Hydropower plants that harness the power of falling water to generate electricity are already an important part of the global energy mix, but a new study suggests they may have much more to offer.
A research team carried out an analysis of the energy potential of combining hydroelectric dams with floating solar panels. Result? He calculated that these hybrid plants they could satisfy a "significant" part of the current global electricity needs.
The analysis was conducted by scientists from the US Department of Energy's National Renewable Energy Laboratory (NREL). The team looked at the freshwater hydropower basins currently installed around the world and their potential to host floating photovoltaic solar panels on the water surface.
These systems could be adapted to enable solar power generation during the day. Hydropower dams, on the other hand, store water and energy for use during periods of peak demand (and they would serve us damnably).
Hydroelectric dams and floating solar panels, the pilot project
At present, this type of floating solar / hydro hybrid system has been installed in one location only, as a pilot project in the dam of the Rabagão river in Portugal.
It is comprised of 840 solar panels covering 2.500 square meters (27.000 square feet) and has an estimated power generation capacity of 300 MWh.

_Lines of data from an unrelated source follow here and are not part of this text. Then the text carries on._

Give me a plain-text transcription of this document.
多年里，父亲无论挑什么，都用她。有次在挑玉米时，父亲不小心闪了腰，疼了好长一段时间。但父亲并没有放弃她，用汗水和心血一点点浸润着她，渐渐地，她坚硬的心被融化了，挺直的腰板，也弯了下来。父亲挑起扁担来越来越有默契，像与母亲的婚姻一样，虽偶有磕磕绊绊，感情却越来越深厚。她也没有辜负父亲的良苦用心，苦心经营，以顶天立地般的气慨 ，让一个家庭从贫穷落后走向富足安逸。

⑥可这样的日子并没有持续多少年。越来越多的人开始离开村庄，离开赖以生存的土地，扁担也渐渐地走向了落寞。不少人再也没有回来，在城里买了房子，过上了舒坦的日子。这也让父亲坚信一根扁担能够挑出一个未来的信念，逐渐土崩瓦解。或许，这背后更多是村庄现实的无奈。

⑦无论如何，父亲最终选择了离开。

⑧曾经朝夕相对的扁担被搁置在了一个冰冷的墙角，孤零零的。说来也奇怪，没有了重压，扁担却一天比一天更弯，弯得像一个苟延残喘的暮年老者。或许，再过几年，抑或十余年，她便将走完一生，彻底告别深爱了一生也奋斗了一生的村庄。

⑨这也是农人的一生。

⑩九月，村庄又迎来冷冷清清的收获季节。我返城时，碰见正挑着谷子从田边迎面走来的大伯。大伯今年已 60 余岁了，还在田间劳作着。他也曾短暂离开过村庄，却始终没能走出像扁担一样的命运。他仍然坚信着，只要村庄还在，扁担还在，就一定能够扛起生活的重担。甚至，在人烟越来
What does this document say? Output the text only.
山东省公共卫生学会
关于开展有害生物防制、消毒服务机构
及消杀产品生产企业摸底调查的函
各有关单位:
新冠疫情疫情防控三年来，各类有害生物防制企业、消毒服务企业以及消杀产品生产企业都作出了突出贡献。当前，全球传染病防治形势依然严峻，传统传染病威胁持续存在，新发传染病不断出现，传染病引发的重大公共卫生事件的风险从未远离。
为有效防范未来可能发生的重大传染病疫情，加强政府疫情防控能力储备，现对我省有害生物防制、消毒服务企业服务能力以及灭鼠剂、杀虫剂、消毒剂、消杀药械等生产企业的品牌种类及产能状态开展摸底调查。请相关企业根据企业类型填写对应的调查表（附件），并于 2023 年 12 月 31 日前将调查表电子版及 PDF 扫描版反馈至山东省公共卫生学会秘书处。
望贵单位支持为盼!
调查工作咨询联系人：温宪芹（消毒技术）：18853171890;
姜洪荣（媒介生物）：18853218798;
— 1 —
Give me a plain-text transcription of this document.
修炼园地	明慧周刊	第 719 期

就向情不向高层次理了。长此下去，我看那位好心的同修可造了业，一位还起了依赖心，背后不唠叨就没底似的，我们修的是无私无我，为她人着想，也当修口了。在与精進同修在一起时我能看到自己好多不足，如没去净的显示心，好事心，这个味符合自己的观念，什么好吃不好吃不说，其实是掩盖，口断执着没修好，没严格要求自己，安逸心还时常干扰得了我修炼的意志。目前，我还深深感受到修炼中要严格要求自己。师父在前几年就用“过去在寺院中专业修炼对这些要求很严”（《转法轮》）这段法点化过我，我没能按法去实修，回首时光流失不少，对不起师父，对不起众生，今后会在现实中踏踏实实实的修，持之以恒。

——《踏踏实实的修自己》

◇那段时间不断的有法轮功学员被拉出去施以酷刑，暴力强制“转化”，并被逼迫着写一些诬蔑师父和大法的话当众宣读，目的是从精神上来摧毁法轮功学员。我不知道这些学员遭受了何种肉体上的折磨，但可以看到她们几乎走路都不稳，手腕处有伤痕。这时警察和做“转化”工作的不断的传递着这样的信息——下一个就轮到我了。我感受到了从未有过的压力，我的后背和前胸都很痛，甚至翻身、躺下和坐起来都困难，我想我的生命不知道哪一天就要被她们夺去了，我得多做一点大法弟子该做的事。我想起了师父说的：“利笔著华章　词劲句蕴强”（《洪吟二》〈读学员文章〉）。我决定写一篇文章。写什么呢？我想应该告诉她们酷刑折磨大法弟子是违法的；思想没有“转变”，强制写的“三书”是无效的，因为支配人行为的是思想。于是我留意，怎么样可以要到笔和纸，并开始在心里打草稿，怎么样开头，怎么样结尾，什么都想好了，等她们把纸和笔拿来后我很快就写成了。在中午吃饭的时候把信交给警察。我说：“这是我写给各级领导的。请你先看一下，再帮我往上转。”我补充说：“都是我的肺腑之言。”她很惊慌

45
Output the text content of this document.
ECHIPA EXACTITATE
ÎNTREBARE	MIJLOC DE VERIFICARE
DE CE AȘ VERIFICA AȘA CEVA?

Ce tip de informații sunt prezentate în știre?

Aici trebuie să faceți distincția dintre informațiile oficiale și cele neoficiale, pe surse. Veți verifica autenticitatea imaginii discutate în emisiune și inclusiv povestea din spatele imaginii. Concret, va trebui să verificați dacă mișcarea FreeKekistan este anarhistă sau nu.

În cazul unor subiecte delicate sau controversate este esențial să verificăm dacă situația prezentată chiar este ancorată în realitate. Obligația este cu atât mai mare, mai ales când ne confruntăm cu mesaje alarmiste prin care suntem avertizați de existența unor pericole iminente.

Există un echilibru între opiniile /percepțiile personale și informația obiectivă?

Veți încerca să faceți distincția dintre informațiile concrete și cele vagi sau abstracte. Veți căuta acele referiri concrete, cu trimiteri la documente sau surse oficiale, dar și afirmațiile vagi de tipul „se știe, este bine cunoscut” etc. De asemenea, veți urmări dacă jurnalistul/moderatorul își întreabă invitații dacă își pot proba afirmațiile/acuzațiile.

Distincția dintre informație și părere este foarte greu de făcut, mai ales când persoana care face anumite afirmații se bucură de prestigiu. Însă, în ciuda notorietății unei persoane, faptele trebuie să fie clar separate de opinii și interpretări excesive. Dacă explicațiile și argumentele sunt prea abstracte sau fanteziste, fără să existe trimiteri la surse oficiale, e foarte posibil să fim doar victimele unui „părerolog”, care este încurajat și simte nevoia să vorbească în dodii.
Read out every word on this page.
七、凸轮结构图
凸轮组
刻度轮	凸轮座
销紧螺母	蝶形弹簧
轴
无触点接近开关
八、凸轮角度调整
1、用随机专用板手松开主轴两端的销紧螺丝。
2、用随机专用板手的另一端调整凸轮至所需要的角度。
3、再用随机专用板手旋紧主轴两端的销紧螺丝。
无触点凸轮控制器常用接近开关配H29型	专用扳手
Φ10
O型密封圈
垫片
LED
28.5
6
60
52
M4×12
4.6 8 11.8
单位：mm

Energy supplier EDP plans to expand this pilot project with a system of 11.000 floating solar panels at the Alqueva hydroelectric power plant, one of the largest energy storage facilities in Portugal.
It's only the beginning
According to the new NREL analysis, it's simply a matter of scraping the surface of what these systems could offer. The team estimates there are
nearly 380.000 other hydroelectric power reservoirs around the world that could be equipped with these floating photovoltaic systems, which would connect to existing substations used by dams and hydroelectric power plants. They could produce up to 7,6 TWh of energy per year, or up to 10.600 TWh per year, excluding energy from existing hydroelectric plants.
This is a monumental figure, considering that the electricity demand for the entire globe was just over 22.300 TWh in 2018.
Hydroelectric dams and floating solar panels: now we need a roadmap
The study is much more a way to highlight the potential of this almost non-existent energy solution than a plan to implement it. The researchers say further work would be needed to evaluate the sites. Some may be dry at certain times of the year or there may be other factors that could make them unsuitable for floating PV, but even so the find is sensational.
“This is really optimistic,” he says Nathan Lee, lead author of the article. It is a superior estimate of the achievable resources that considers the constraints of the water body and the performance of the generation system ”.